The week had gotten off to a wonderful start during a practice round last Sunday afternoon when Michael Watson proposed to his girlfriend at Amen Corner. Yet when he urged his father, "Come on dad, show me you can still play this golf game", Michael really helped rekindle what Watson would describe as "that Turnberry glow."

Watson admitted he'd allow himself to think negative thoughts about his prospects of doing well at Augusta in recent years, saying the course was too long for him as he missed the cut on his last eight visits to the Masters and played at the weekend only twice since 1996.

He hadn't broken 70 since 1997, but with the course playing the way it did yesterday, "experience was a factor, of course it was, in terms of knowing how to deal with the wind and in placing the ball." The first sight Masters patrons would have caught yesterday morning was of him standing on a stool close to the first tee watching "my good friends" Arnie Palmer and Jack Nicklaus play the first tee shots of the 2010 tournament as honorary starters.

Of course, Watson rates up there with Palmer, Nicklaus and Gary Player in the hierarchy of world golf, so people sat up and took note when he tore a strip off Tiger, saying he would need to modify his behaviour on the course when he returned to golf.

Watson lambasted Tiger for his spitting, bad language and other poor behaviour, but was one of the first to welcome Woods back at Augusta this week and applaud the world No 1 for his stated intent to be less angry and more responsive to fans on the course.

As Watson, Westwood and many other of yesterday's early starters made plenty of birdies, Graeme McDowell needed to draw on all his experience at the Majors to be able to bounce back from a nightmare start and land three birdies in the final six holes.
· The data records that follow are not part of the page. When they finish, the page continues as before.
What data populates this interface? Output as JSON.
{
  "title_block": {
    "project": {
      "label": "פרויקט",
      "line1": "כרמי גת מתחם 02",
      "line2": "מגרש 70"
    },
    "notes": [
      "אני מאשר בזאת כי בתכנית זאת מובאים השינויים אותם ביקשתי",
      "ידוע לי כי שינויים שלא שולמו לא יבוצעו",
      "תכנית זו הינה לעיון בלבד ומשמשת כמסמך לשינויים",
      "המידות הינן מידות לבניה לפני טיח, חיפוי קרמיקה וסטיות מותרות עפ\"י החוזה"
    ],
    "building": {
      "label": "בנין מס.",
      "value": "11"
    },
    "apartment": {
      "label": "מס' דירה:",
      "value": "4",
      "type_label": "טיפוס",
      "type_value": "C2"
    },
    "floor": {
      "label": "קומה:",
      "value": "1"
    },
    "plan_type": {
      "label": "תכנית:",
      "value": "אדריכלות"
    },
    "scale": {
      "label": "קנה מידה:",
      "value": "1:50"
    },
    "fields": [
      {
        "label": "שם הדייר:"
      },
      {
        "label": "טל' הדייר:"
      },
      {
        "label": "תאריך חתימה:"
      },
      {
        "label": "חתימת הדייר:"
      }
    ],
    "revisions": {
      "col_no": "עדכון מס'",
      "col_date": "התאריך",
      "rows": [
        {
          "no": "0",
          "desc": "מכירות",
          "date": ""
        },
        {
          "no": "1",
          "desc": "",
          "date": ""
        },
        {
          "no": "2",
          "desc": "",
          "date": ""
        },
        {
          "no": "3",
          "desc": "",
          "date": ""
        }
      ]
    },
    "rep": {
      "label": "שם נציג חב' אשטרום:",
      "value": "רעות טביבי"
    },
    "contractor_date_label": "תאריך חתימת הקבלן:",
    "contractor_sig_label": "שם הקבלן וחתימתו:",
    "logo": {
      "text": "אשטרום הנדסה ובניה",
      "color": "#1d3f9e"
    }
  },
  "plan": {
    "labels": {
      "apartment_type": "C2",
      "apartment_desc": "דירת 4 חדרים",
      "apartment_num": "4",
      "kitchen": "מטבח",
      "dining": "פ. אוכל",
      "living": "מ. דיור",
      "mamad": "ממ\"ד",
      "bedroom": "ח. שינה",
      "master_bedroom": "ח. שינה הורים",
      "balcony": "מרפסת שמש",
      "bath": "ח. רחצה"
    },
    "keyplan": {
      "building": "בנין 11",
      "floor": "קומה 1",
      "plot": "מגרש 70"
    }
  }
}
"Give me that start five years ago and I'd probably have shot 80 around here," said McDowell, shortly after signing for a first-round 75 made infinitely more palatable by sweet birdies at the par five 13th, the short 16th and at 18, after he'd left himself a three-foot tap-in after an exquisite eight-iron approach.
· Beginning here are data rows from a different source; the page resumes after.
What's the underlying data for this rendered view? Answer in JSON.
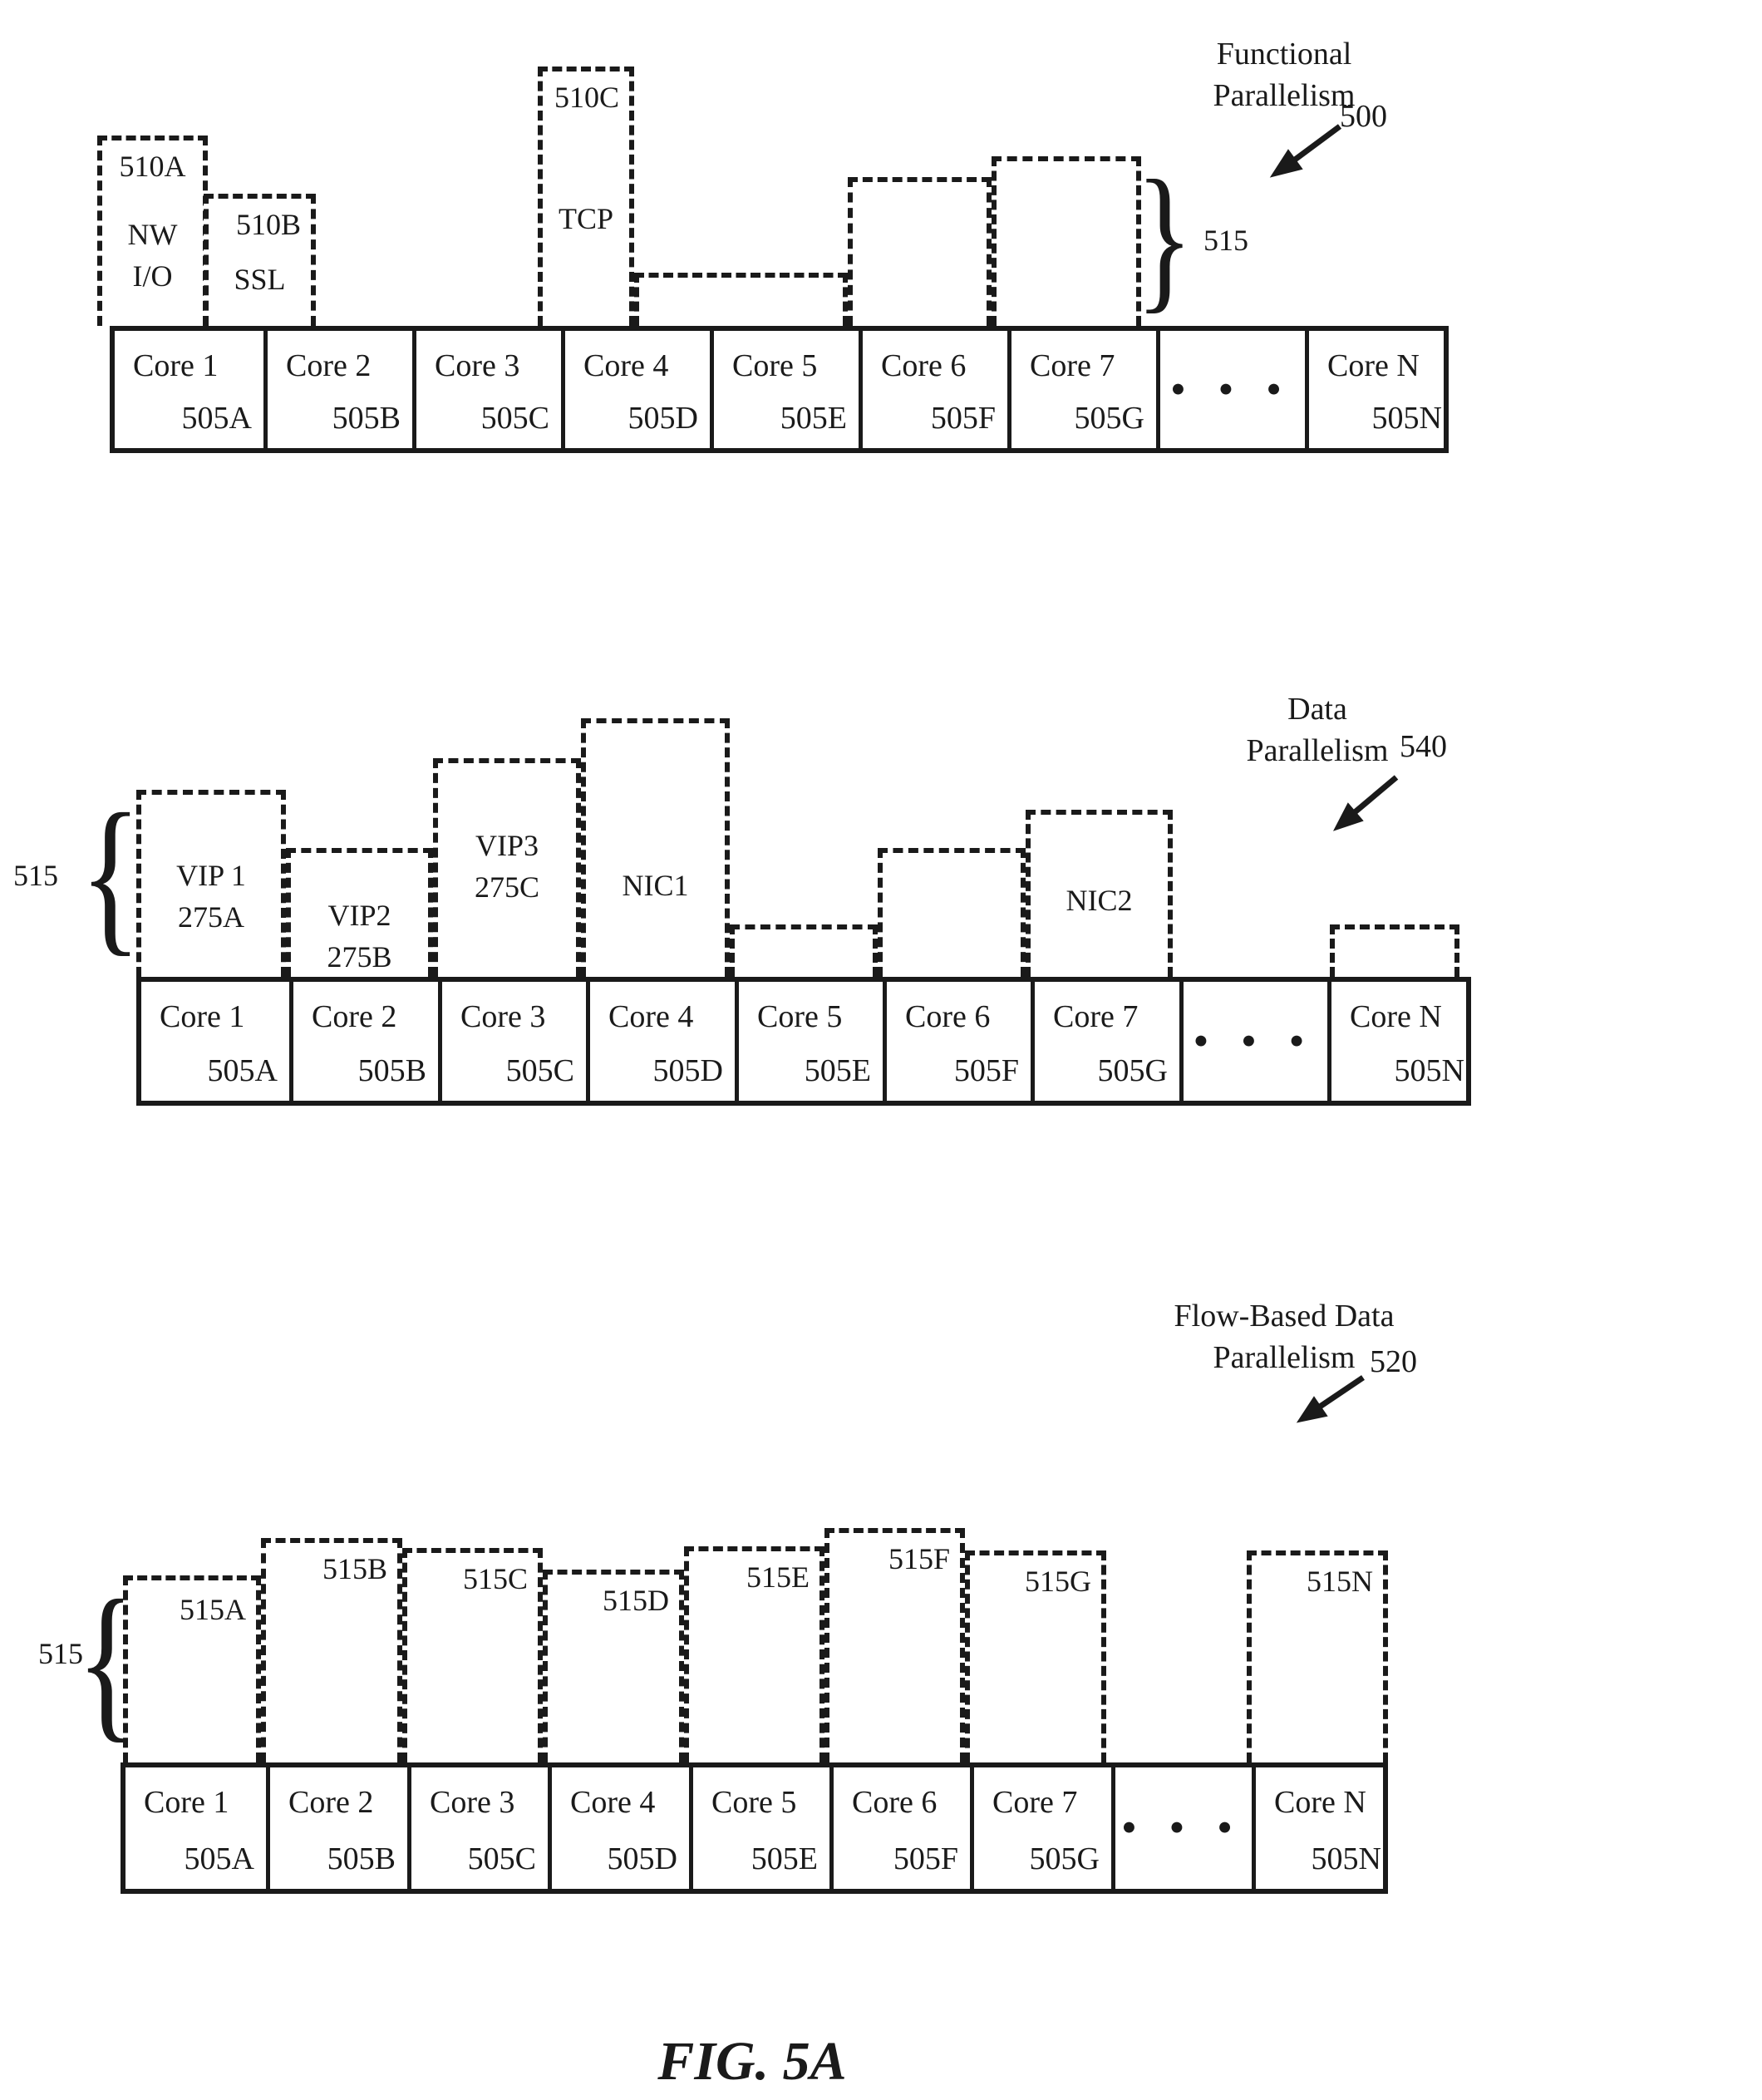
{
  "caption": "FIG. 5A",
  "ellipsis_dots": "● ● ●",
  "cores": [
    {
      "name": "Core 1",
      "id": "505A"
    },
    {
      "name": "Core 2",
      "id": "505B"
    },
    {
      "name": "Core 3",
      "id": "505C"
    },
    {
      "name": "Core 4",
      "id": "505D"
    },
    {
      "name": "Core 5",
      "id": "505E"
    },
    {
      "name": "Core 6",
      "id": "505F"
    },
    {
      "name": "Core 7",
      "id": "505G"
    },
    {
      "name": "Core N",
      "id": "505N"
    }
  ],
  "functional": {
    "title1": "Functional",
    "title2": "Parallelism",
    "ref": "500",
    "brace_label": "515",
    "box_510a": {
      "label": "510A",
      "line1": "NW",
      "line2": "I/O"
    },
    "box_510b": {
      "label": "510B",
      "line1": "SSL"
    },
    "box_510c": {
      "label": "510C",
      "line1": "TCP"
    }
  },
  "data_par": {
    "title1": "Data",
    "title2": "Parallelism",
    "ref": "540",
    "brace_label": "515",
    "vip1_line1": "VIP 1",
    "vip1_line2": "275A",
    "vip2_line1": "VIP2",
    "vip2_line2": "275B",
    "vip3_line1": "VIP3",
    "vip3_line2": "275C",
    "nic1": "NIC1",
    "nic2": "NIC2"
  },
  "flow_par": {
    "title1": "Flow-Based Data",
    "title2": "Parallelism",
    "ref": "520",
    "brace_label": "515",
    "labels": [
      "515A",
      "515B",
      "515C",
      "515D",
      "515E",
      "515F",
      "515G",
      "515N"
    ]
  }
}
How different this was from his opening seven holes, which McDowell played in four-over after double-bogeys at four and seven. After starting brightly, two-putting from the front of the green for birdie at the par-five second, he pushed a poor tee shot into the front bunker at the testing par-three third and three-putted after his escape had rolled down the incline at the front of the green to about 30 feet.
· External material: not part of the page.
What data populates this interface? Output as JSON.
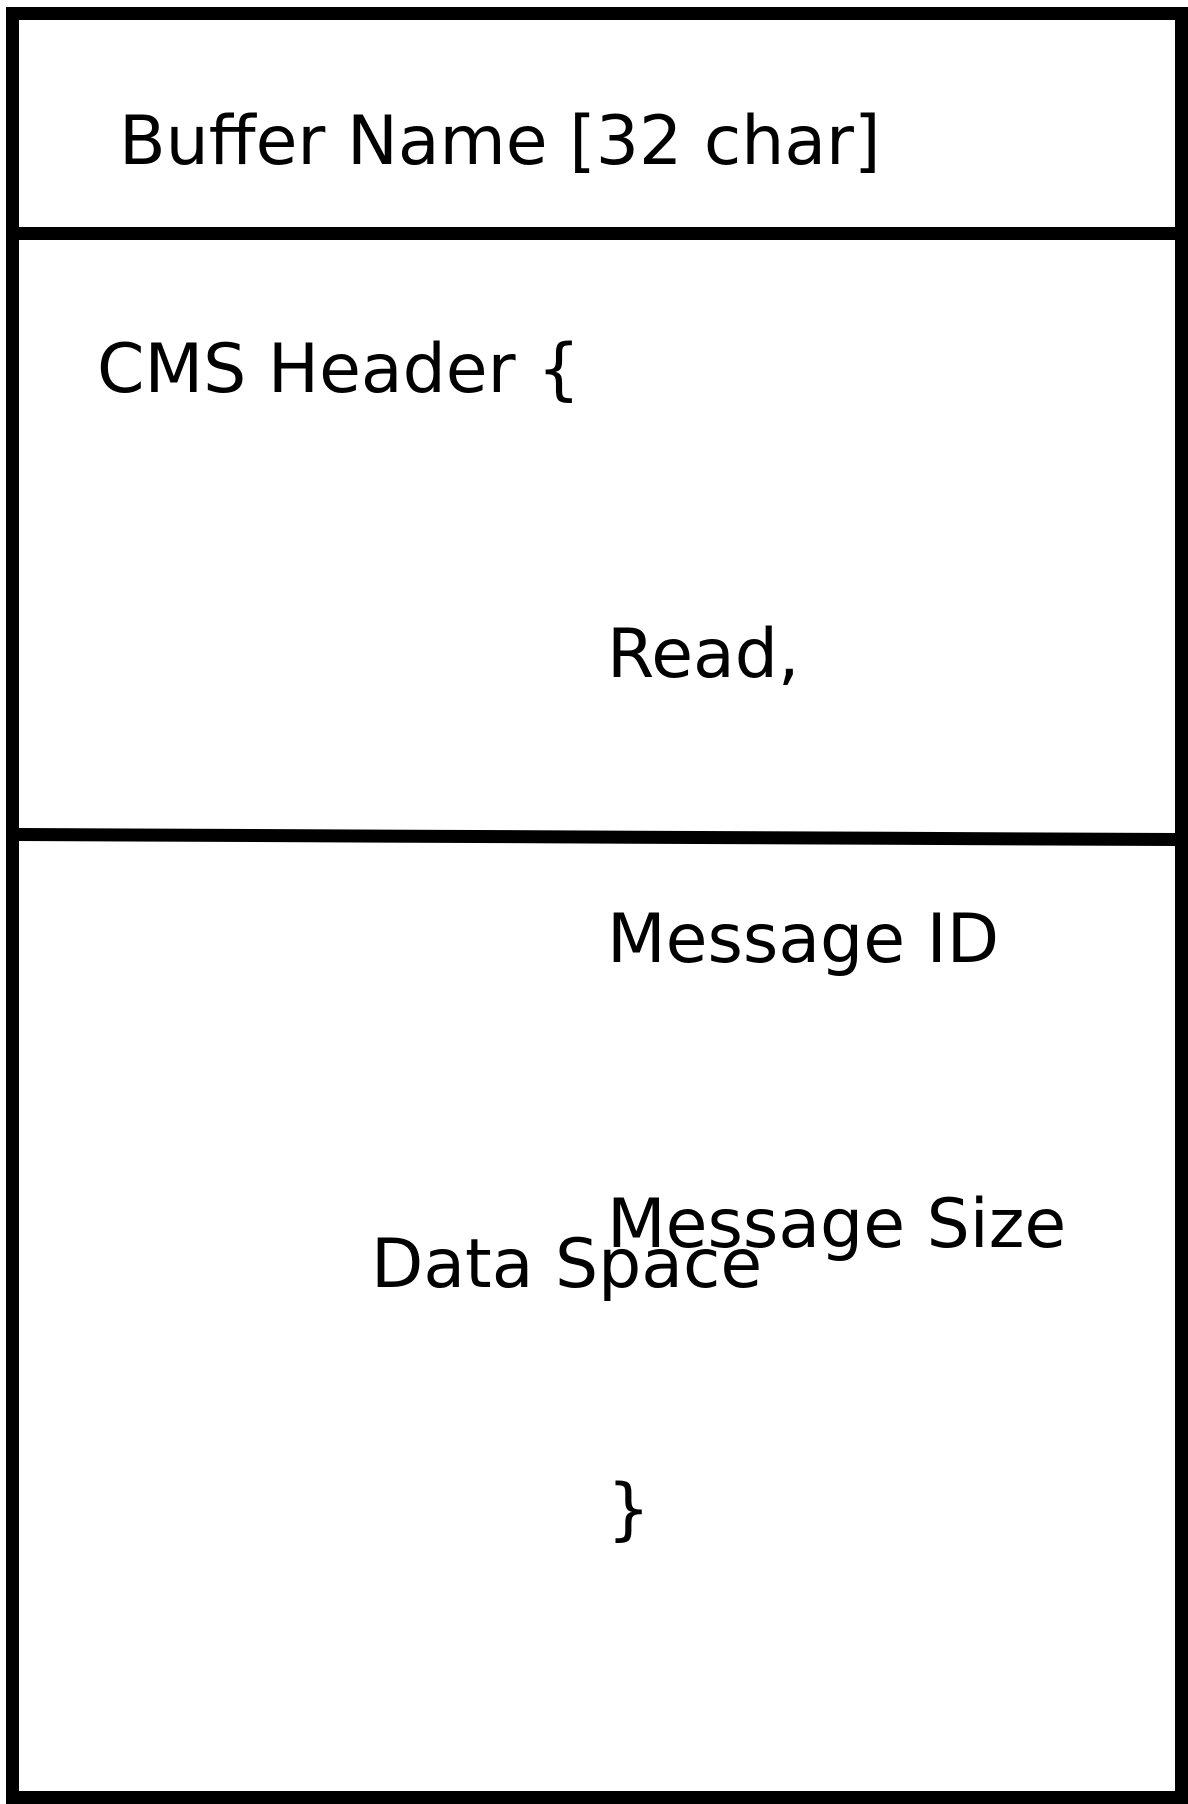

Another poor swing at the par-three sixth left his ball more than 50 feet away from the hole. McDowell's lag putt was good, but he pushed the ensuing three-footer past the cup and, plainly, was still smarting on the next tee as he pulled his drive left and into the trees.

Critically, McDowell was a little too ambitious with his second shot, advancing his ball just 30 yards and so deep into trouble his only means of escape was to hit towards the third tee. From there, he'd chip over a greenside bunker and two-putt for a double-bogey six.

It really took guts to come back from that, but McDowell proved his resilience here last year when he was Europe's top finisher in a tie for 17th.